Nierozwiązana Tajemnica Filipińskich Uzdrowicieli - Alternatywny Widok

Nierozwiązana Tajemnica Filipińskich Uzdrowicieli - Alternatywny Widok
Nierozwiązana Tajemnica Filipińskich Uzdrowicieli - Alternatywny Widok

Wideo: Nierozwiązana Tajemnica Filipińskich Uzdrowicieli - Alternatywny Widok

Wideo: Nierozwiązana Tajemnica Filipińskich Uzdrowicieli - Alternatywny Widok
Wideo: NASZ NOWY DOM NA FILIPINACH!! Udało się znaleźć idealny... 2024, Wrzesień
Anonim

Od kilkudziesięciu lat naukowcy, badacze anomalnych zjawisk, lekarze i dziennikarze zaciekle spierają się o fenomen filipińskich uzdrowicieli.
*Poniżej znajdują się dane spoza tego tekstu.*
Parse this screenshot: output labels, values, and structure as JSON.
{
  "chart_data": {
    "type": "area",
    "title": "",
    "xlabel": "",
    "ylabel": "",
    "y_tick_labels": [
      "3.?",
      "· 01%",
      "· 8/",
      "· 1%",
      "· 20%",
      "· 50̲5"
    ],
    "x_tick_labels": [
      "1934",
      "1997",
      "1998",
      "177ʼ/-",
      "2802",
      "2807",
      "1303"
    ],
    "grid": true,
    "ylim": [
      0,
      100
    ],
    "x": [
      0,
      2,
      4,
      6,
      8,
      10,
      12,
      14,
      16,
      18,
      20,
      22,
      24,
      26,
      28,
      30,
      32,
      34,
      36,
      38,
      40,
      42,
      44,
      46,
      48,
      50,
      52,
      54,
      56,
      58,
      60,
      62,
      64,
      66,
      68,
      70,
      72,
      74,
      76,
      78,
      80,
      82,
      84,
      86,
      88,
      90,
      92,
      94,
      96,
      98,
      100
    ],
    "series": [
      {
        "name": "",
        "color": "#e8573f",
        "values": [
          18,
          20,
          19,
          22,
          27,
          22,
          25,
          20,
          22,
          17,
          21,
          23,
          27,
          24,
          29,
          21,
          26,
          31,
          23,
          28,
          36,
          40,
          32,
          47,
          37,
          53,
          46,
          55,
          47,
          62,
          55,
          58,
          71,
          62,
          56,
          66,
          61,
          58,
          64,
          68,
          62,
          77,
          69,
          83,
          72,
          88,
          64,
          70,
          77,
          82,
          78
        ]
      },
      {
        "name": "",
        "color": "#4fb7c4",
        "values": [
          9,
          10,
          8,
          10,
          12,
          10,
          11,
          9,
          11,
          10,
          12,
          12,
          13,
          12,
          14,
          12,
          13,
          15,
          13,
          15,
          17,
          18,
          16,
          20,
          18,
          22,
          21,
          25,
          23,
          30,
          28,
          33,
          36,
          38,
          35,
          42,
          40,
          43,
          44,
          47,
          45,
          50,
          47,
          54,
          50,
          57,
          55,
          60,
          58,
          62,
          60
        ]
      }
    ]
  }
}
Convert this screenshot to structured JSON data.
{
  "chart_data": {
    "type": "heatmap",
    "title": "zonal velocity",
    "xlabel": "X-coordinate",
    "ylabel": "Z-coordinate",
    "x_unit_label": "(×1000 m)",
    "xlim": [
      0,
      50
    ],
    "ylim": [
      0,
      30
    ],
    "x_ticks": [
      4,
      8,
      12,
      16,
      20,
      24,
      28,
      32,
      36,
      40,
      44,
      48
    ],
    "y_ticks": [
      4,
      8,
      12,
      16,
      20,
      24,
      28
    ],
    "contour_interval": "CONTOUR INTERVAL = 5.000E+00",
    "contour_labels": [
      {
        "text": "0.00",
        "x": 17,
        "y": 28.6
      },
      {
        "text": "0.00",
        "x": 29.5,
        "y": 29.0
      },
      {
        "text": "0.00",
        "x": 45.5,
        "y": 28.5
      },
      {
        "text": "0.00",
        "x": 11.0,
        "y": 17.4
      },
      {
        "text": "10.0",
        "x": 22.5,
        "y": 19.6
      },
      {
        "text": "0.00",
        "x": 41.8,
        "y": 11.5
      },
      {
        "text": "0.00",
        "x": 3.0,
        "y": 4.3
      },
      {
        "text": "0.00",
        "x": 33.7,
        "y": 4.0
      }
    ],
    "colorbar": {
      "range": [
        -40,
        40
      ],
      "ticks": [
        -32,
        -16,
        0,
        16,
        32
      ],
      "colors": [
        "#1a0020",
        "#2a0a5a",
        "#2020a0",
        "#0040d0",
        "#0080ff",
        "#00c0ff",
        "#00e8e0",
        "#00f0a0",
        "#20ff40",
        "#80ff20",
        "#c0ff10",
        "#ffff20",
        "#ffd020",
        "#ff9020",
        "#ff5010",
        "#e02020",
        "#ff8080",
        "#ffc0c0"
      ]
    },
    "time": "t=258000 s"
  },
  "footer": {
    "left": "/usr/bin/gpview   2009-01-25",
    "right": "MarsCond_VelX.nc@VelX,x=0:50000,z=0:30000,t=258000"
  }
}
Niektórzy uważają, że operacja bez skalpela, znieczulenia i znieczulenia jest czystym oszustwem, a uzdrowiciele są po prostu oszustami z zadaniami sprytnych magów, podczas gdy inni postrzegają to zjawisko jako realne zjawisko, które ich zdaniem zasługuje na badanie i baczną uwagę naukowców.

O osobach wykonujących operacje chirurgiczne gołymi rękami bez użycia narzędzi, znieczulenia i znieczulenia po raz pierwszy mówiono na świecie w latach 50. XX wieku. Takie niecodzienne operacje były przeprowadzane przy świetle dziennym i każdy mógł obserwować wszystkie działania nietradycyjnych chirurgów. Badacze anomalnych zjawisk nazwali to zjawisko psychochirurgią, a luminarze medycyny - jawną i niebezpieczną dla ludzkiego życia szarlatanerią …

Uzdrowiciele filipińscy zasłynęli szczególnie w dziedzinie psychochirurgii. Ci uzdrowiciele ludowi istnieli na Filipinach od dawna, nie reklamowali swoich działań, przeprowadzali swoje wyjątkowe operacje i wcale nie potrzebowali oceny swoich umiejętności przez oświeconych ekspertów. Kiedy jednak na Filipinach pojawiali się dziennikarze, lekarze i badacze anomalnych zjawisk, uzdrowiciele nie ukrywali przed nimi swoich praktyk leczniczych i chętnie demonstrowali niemal bezkrwawe operacje wykonywane gołymi rękami.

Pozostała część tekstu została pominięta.